Access reviews and remediation

Review list of subordinates, certify that they still need logins


Content:

  • Certify that a list of users are still employed by the organization and each of them still reports to the manager performing the review.

Key concepts:

  • The simplest form of access certification asks "do these people still work here, and report to you?"
  • For each subordinate, the manager can accept (still works for me), revoke (left the organization) or transfer (works for another manager).
  • This type of review is normally hierarchical -- every manager in the organization is asked to review his or her list of direct reports, in a bottom-up sequence.
  • This is a good starting point for access certification.

Review group memberships


Content:

  • Review a list of users in a security group.
  • Approve most, revoke one.

Key concepts:

  • Owners of security groups may be periodically invited to review the membership of their groups.
  • They can either accept or reject every group member.
  • When a group member is removed, this triggers a workflow request - with an audit trail and possibly further validation and/or approvals - before the user is actually removed from the group.

Review assigned roles


Content:

  • Review a list of users who have been assigned a role.
  • Approve most, remove the role from one.

Key concepts:

  • In principle, any user may be asked to certify role assignment for any list of other users.
  • By default, a resource's owner is assigned to certify the users who have that resource (the resource is a role in this case).

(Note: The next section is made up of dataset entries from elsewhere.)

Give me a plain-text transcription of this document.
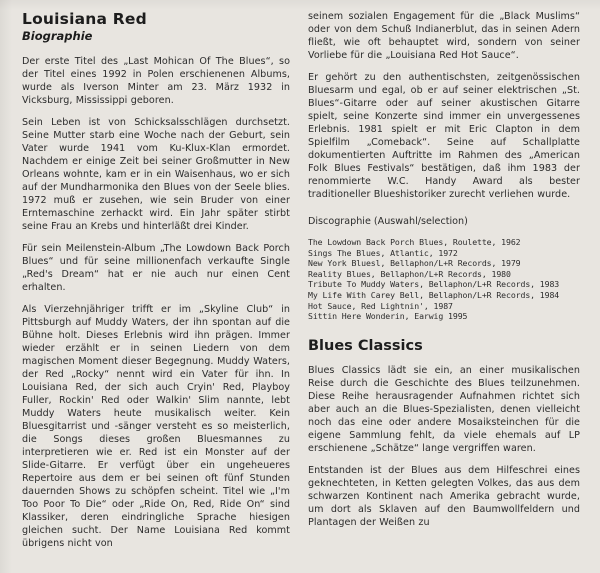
Louisiana Red
Biographie

Der erste Titel des „Last Mohican Of The Blues“, so der Titel eines 1992 in Polen erschienenen Albums, wurde als Iverson Minter am 23. März 1932 in Vicksburg, Mississippi geboren.

Sein Leben ist von Schicksalsschlägen durchsetzt. Seine Mutter starb eine Woche nach der Geburt, sein Vater wurde 1941 vom Ku-Klux-Klan ermordet. Nachdem er einige Zeit bei seiner Großmutter in New Orleans wohnte, kam er in ein Waisenhaus, wo er sich auf der Mundharmonika den Blues von der Seele blies. 1972 muß er zusehen, wie sein Bruder von einer Erntemaschine zerhackt wird. Ein Jahr später stirbt seine Frau an Krebs und hinterläßt drei Kinder.

Für sein Meilenstein-Album „The Lowdown Back Porch Blues“ und für seine millionenfach verkaufte Single „Red's Dream“ hat er nie auch nur einen Cent erhalten.

Als Vierzehnjähriger trifft er im „Skyline Club“ in Pittsburgh auf Muddy Waters, der ihn spontan auf die Bühne holt. Dieses Erlebnis wird ihn prägen. Immer wieder erzählt er in seinen Liedern von dem magischen Moment dieser Begegnung. Muddy Waters, der Red „Rocky“ nennt wird ein Vater für ihn. In Louisiana Red, der sich auch Cryin' Red, Playboy Fuller, Rockin' Red oder Walkin' Slim nannte, lebt Muddy Waters heute musikalisch weiter. Kein Bluesgitarrist und -sänger versteht es so meisterlich, die Songs dieses großen Bluesmannes zu interpretieren wie er. Red ist ein Monster auf der Slide-Gitarre. Er verfügt über ein ungeheueres Repertoire aus dem er bei seinen oft fünf Stunden dauernden Shows zu schöpfen scheint. Titel wie „I'm Too Poor To Die“ oder „Ride On, Red, Ride On“ sind Klassiker, deren eindringliche Sprache hiesigen gleichen sucht. Der Name Louisiana Red kommt übrigens nicht von

seinem sozialen Engagement für die „Black Muslims“ oder von dem Schuß Indianerblut, das in seinen Adern fließt, wie oft behauptet wird, sondern von seiner Vorliebe für die „Louisiana Red Hot Sauce“.

Er gehört zu den authentischsten, zeitgenössischen Bluesarm und egal, ob er auf seiner elektrischen „St. Blues“-Gitarre oder auf seiner akustischen Gitarre spielt, seine Konzerte sind immer ein unvergessenes Erlebnis. 1981 spielt er mit Eric Clapton in dem Spielfilm „Comeback“. Seine auf Schallplatte dokumentierten Auftritte im Rahmen des „American Folk Blues Festivals“ bestätigen, daß ihm 1983 der renommierte W.C. Handy Award als bester traditioneller Blueshistoriker zurecht verliehen wurde.

Discographie (Auswahl/selection)
The Lowdown Back Porch Blues, Roulette, 1962
Sings The Blues, Atlantic, 1972
New York Bluesl, Bellaphon/L+R Records, 1979
Reality Blues, Bellaphon/L+R Records, 1980
Tribute To Muddy Waters, Bellaphon/L+R Records, 1983
My Life With Carey Bell, Bellaphon/L+R Records, 1984
Hot Sauce, Red Lightnin', 1987
Sittin Here Wonderin, Earwig 1995
Blues Classics

Blues Classics lädt sie ein, an einer musikalischen Reise durch die Geschichte des Blues teilzunehmen. Diese Reihe herausragender Aufnahmen richtet sich aber auch an die Blues-Spezialisten, denen vielleicht noch das eine oder andere Mosaiksteinchen für die eigene Sammlung fehlt, da viele ehemals auf LP erschienene „Schätze“ lange vergriffen waren.

Entstanden ist der Blues aus dem Hilfeschrei eines geknechteten, in Ketten gelegten Volkes, das aus dem schwarzen Kontinent nach Amerika gebracht wurde, um dort als Sklaven auf den Baumwollfeldern und Plantagen der Weißen zu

Review approved exceptions to segregation of duties (SoD) policies


Content:

  • Review a list of users violate an SoD policy.
  • For each violation, either remove one of the offending security entitlements or create an approved exception.

Key concepts:

  • SoD rules may be expressed in terms of individual entitlements (accounts, group memberships), roles or both.
  • SoD violations must be corrected manually, since the system cannot predict which of several conflicting entitlements should be removed and which are appropriate to the user's needs and should be kept.
  • SoD violations can also be approved, which means that there is a business reason to violate the policy.

Application-centric certification


Content:

  • Application owner reviews a list of users with access to his application as well as their entitlements (groups) within that application.

Key concepts:

  • Review of application access by application owner.
  • Review includes fine-grained entitlements.
  • Organize data by user or by login ID/group.